Das ist Ihr Verständnis von Politik und Integration.

(Dr. Margret Seemann, SPD: Das haben die Wissenschaftler im Sozialausschuss bestätigt, was Sie da gesagt haben. – Zurufe von Nils Albrecht, CDU, und Harry Glawe, CDU)

Das sage ich Ihnen. Das ist mit uns nicht zu machen, das können Sie glauben!

(Harry Glawe, CDU: Besser, als 53.000 Sozial- fälle zu produzieren hier in Mecklenburg-Vorpom- mern und 60.000 Langzeitarbeitslose zu haben.)

Wir haben einen grundsätzlich anderen Ansatz von Vereinbarkeit von Familie und Beruf.
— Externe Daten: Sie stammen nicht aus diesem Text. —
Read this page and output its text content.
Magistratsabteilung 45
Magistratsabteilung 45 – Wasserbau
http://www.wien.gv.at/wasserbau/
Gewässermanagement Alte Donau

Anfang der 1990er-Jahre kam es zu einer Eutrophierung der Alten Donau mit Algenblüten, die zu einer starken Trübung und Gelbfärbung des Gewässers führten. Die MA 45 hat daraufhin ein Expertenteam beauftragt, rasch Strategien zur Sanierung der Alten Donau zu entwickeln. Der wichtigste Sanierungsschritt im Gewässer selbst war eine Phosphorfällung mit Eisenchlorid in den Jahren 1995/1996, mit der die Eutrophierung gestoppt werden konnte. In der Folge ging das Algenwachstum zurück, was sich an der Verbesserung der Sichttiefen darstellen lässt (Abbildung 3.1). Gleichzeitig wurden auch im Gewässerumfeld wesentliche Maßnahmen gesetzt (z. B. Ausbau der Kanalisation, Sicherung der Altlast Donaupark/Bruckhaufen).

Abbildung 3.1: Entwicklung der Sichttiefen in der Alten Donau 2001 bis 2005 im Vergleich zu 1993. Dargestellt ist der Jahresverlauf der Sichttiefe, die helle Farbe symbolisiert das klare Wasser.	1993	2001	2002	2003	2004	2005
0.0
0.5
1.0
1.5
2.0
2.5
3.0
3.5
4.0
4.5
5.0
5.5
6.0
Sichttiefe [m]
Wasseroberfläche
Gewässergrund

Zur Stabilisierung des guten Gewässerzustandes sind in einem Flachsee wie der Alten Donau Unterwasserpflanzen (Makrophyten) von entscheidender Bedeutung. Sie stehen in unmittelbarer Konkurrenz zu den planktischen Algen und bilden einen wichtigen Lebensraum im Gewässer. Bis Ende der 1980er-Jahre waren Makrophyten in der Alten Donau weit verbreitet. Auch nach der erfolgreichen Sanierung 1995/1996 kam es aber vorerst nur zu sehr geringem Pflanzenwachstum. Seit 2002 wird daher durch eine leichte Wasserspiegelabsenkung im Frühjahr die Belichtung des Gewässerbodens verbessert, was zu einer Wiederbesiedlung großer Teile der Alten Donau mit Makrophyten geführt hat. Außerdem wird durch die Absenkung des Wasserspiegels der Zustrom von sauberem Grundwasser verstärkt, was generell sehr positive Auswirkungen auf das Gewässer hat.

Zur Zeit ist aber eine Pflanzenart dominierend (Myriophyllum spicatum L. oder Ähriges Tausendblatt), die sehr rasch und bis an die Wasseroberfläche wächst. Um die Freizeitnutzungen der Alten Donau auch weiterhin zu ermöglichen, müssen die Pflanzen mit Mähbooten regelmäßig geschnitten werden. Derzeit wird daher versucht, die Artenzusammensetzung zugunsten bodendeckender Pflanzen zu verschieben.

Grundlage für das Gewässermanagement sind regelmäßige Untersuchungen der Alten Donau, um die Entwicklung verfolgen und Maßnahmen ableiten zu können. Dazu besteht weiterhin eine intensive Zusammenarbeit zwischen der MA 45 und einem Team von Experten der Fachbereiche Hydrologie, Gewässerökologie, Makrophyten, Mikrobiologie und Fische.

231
Und glauben Sie, liebe Kolleginnen und Kollegen der Union,

(Zuruf von Wolfgang Riemann, CDU)

die Mehrheit der Frauen in diesem Land sieht das auch so.

(Beifall bei einzelnen Abgeordneten der SPD)

Wenn Sie wüssten, welch lächerliches Bild Sie von hieraus abgeben mit Ihren Zwischenrufen manchmal.

(Heiterkeit bei Eckhardt Rehberg, CDU – Harry Glawe, CDU: Jaja. – Nils Albrecht, CDU: Da könnte ich Geschichten erzählen.)

Meine Damen und Herren, wir beschönigen nichts und wir reden auch nichts schön. Wir zählen Fakten auf und halten dann dagegen, wenn Politiker wie Sie

(Harry Glawe, CDU: Sie haben doch Realitätsverlust. Das ist doch Ihr Problem.)

und auch andere dieses Land, für das wir alle ein gerüttelt Maß an Verantwortung tragen, und zwar jeder an seiner Stelle,

(Harry Glawe, CDU: Warum machen Sie dann nicht mehr?!)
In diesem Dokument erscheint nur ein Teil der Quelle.